HIstorię fotografki Natalii Tryc opisaliśmy na prośbę jej bliskich 18 sierpnia. Ledwie trzy tygodnie wcześniej u Natalii został wykryty guz w klatce piersiowej. Chociaż guz był duży, to prognozy leczenia były bardzo optymistyczne, dlatego w spokoju Natalia czekała na rozpoczęcie leczenia. Niestety, kilka dni później, przy próbie pobrania wycinka guza celem badania, organizm pacjentki odmówił posłuszeństwa. Dziewczyna zapadła w śpiączkę. Jej stan był bardzo, bardzo poważny, ale wiele osób mocno trzymało kciuki i modliło się za jej powrót do zdrowia. Rodzina, przyjaciele, znajomi walczyli, żeby udało się pobrać wycinek i jak najszybciej rozpocząć chemioterapię. Potrzebna była krew. Na apele o jej oddawanie odpowiedziały setki osób, które zgłosiły się do punktów poboru w Wyszkowie, Warszawie, Zabrodziu. Zewsząd płynęły słowa i gesty wsparcia. Niestety, popołudniu 30 sierpnia nadeszła wiadomość, na którą nikt nie czekał. Natalia przegrała walkę z chorobą.

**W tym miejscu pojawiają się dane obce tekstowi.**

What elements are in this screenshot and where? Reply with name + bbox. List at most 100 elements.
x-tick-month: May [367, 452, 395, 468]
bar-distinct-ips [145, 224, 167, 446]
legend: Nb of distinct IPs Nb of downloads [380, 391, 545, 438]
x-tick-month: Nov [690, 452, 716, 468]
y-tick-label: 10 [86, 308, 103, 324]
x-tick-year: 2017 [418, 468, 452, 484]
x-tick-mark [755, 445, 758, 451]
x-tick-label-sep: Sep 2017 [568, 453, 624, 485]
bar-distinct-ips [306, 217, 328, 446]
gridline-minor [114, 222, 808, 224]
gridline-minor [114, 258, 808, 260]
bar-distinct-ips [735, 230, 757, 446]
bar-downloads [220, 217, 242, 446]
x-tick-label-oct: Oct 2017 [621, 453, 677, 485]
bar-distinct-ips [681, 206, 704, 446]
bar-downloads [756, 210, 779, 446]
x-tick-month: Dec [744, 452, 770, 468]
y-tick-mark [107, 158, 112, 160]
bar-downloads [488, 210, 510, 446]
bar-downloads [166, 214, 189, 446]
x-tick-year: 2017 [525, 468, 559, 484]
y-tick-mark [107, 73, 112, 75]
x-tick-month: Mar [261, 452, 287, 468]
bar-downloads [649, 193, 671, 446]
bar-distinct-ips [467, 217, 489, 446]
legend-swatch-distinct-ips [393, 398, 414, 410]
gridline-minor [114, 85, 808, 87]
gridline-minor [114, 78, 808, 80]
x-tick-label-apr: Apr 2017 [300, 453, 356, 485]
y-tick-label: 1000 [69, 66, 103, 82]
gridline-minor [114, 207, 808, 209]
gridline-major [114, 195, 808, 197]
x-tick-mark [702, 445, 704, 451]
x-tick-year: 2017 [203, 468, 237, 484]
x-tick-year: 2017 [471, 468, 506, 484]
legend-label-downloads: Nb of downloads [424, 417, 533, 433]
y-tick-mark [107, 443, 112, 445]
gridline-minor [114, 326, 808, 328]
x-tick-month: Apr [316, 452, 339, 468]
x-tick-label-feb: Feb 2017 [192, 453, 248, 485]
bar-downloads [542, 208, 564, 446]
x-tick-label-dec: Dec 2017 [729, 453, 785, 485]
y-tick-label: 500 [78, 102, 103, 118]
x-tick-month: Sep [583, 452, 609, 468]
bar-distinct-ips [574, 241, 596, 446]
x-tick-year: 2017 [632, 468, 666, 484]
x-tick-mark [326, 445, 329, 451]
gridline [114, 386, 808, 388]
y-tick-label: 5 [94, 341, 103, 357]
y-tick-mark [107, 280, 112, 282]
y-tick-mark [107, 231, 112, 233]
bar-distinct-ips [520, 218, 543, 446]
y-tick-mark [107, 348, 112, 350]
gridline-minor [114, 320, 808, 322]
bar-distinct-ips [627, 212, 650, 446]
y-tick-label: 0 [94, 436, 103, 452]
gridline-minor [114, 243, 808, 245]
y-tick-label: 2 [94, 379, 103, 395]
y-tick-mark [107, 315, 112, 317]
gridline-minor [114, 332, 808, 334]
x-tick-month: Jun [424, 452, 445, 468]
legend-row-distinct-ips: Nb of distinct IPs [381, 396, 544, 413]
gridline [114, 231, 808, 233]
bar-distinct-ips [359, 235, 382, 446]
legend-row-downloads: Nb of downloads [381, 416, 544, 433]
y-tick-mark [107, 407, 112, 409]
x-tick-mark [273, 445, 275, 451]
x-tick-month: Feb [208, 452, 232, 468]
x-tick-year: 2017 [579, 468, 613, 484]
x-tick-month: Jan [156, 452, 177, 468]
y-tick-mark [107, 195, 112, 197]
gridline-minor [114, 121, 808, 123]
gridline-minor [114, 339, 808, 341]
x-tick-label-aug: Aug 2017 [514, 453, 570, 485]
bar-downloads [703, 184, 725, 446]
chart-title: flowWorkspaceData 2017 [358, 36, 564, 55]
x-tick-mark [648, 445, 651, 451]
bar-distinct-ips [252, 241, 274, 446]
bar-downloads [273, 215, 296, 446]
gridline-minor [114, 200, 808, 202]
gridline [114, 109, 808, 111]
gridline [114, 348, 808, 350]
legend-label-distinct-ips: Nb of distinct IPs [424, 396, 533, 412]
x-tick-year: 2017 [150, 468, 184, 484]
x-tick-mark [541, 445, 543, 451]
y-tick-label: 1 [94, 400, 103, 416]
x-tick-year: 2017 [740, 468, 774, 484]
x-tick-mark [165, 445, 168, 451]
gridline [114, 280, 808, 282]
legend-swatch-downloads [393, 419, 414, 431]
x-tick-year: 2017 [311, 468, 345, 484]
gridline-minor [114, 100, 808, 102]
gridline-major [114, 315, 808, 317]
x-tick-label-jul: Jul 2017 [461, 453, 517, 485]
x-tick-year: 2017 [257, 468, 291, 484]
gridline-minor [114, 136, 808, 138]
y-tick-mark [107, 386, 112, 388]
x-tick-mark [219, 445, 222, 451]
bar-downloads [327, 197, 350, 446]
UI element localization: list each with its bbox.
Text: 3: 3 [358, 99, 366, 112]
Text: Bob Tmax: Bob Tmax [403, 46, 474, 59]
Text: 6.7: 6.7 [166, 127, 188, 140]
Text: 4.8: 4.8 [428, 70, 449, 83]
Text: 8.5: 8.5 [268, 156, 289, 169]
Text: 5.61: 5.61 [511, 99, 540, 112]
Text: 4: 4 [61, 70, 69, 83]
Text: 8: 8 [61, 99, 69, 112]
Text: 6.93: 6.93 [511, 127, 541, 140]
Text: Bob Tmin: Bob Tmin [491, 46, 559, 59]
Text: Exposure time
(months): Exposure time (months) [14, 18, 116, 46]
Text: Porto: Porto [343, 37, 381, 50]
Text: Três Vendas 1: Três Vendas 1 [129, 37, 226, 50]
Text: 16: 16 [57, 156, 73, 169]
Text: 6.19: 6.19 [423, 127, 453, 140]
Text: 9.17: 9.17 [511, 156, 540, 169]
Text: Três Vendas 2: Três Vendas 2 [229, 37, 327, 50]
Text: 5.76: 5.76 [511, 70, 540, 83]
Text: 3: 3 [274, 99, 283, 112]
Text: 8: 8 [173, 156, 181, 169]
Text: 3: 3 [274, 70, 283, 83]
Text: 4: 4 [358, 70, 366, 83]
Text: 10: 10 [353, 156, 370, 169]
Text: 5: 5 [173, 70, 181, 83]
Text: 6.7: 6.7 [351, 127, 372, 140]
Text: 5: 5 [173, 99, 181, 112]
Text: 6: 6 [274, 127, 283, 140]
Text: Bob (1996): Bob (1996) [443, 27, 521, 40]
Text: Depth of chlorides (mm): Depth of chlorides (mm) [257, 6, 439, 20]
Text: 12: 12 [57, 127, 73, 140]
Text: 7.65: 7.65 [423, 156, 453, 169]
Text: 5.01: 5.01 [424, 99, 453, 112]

- 30 sierpnia, godzina 15.35 - to data i godzina, które na zawsze zostaną ze mną, a w której niebo odzyskało Duszę najmilszej mi na ziemi osoby. Mojej Kochanej Natalii. Przyjmijcie moje wyrazy wdzięczności za oddaną krew i wszelkie wsparcie w tych trudnych chwilach, jakie okazywaliście rodzinie Natalii i mnie osobiście - poinformował na grupie Razem dla Natalii Tryc jej partner, Michał Skobieński.
Rodzinie i bliskim śp. Natalii Tryc składamy najszczersze wyrazy współczucia.